Такова была атмосфера, в которой Елизавета Полонская начала публиковать свою поэзию. Первого февраля 1921 года Полонская и группа ее ровесников-мужчин назвали себя "Серапионовыми братьями". И в том же году она публиковала свой первый сборник стихов "Знаменья". Положение Полонской как единственной женщины в этой, по определению мужской — братской — группы, довольно интересно. В своих воспоминаниях Николай Чуковский писал: "В серапионовском братстве были только братья, сестер не было. Даже Елизавета Полонская считалась братом, и приняли ее именно за мужественность ее стихов".[15] Ольга Форш тоже категорически не именовала Полонскую поэтессой. В ее мемуарном романе о Доме Искусств "Сумасшедший корабль" она говорит, что Полонская "женщина,... поэт, (не поэтесса)".[16]

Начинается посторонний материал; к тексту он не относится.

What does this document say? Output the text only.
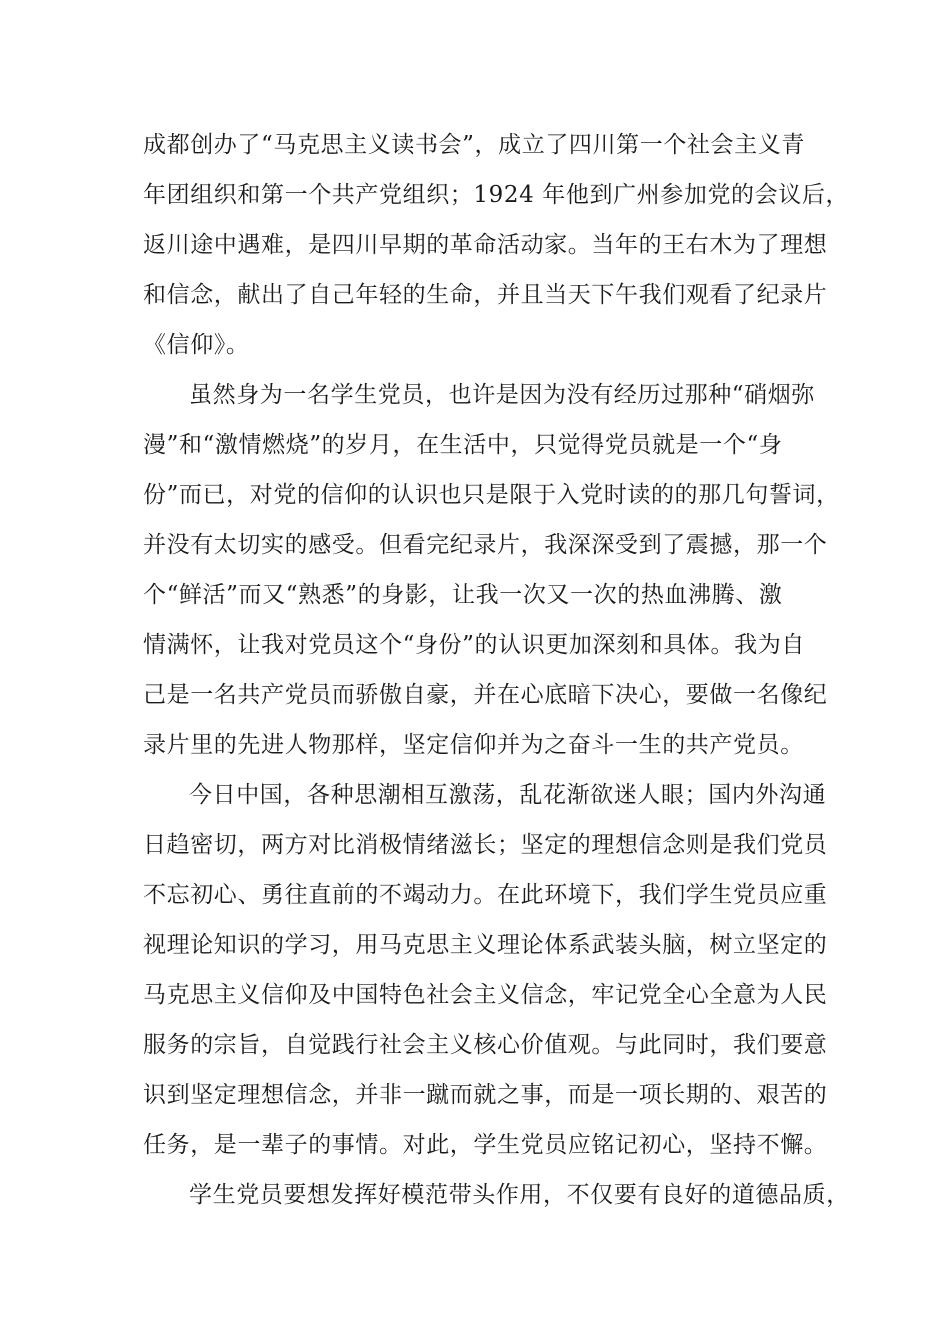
成都创办了“马克思主义读书会”，成立了四川第一个社会主义青
年团组织和第一个共产党组织；1924 年他到广州参加党的会议后，
返川途中遇难，是四川早期的革命活动家。当年的王右木为了理想
和信念，献出了自己年轻的生命，并且当天下午我们观看了纪录片
《信仰》。
虽然身为一名学生党员，也许是因为没有经历过那种“硝烟弥
漫”和“激情燃烧”的岁月，在生活中，只觉得党员就是一个“身
份”而已，对党的信仰的认识也只是限于入党时读的的那几句誓词，
并没有太切实的感受。但看完纪录片，我深深受到了震撼，那一个
个“鲜活”而又“熟悉”的身影，让我一次又一次的热血沸腾、激
情满怀，让我对党员这个“身份”的认识更加深刻和具体。我为自
己是一名共产党员而骄傲自豪，并在心底暗下决心，要做一名像纪
录片里的先进人物那样，坚定信仰并为之奋斗一生的共产党员。
今日中国，各种思潮相互激荡，乱花渐欲迷人眼；国内外沟通
日趋密切，两方对比消极情绪滋长；坚定的理想信念则是我们党员
不忘初心、勇往直前的不竭动力。在此环境下，我们学生党员应重
视理论知识的学习，用马克思主义理论体系武装头脑，树立坚定的
马克思主义信仰及中国特色社会主义信念，牢记党全心全意为人民
服务的宗旨，自觉践行社会主义核心价值观。与此同时，我们要意
识到坚定理想信念，并非一蹴而就之事，而是一项长期的、艰苦的
任务，是一辈子的事情。对此，学生党员应铭记初心，坚持不懈。
学生党员要想发挥好模范带头作用，不仅要有良好的道德品质，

Стихи Полонской не поддаются отождествлению с так называемой "женской лирикой". Любовь — только одна из важных тем ее творчества. Она писала яркие политические и религиозные стихи, в том числе несколько поразительных и скандальных антихристианских стихотворений. Если согласиться, что чрезмерная метафоричность — типичный признак женской лирики, то Полонскую нельзя обвинить в злоупотреблении метафорами, которые она использует нечасто, строя свой стих на твердом синтаксическом и логическом фундаменте. Это качество заметил Борис Эйхенбаум, который по странному совпадению связывает ее стиль главным образом со стилем Мандельштама, видя сходство "в ритмической напряженности стиха, в синтаксисе (иногда затрудненном и не совсем русском) и в заключительных pointes".[17]

В рецензиях на ранние стихи Полонской существует общая тенденция не связывать ее с традицией специфического женского творчества. Почти в каждой рецензии на сборник "Знаменья" слова "поэт" и "автор" употребляются вместо слова "поэтесса". Критики как бы вообще не замечают пола автора. Несколько критиков отмечают мужественность и силу поэтического голоса Полонской и крепость ее поэтической конструкции. Иногда ее сравнивают с Ахматовой, но чаще в тех же самых рецензиях сравнивают с поэтами-мужчинами. Например, А. Бах отмечает и тематическое влияние Ахматовой на стихи Полонской, а также указывает на "перепевы Блока".[18] И Эйхенбаум отмечает следы Ахматовой в синтаксисе Полонской, но одновременно утверждает, что она ближе всего стоит к Мандельштаму.[19]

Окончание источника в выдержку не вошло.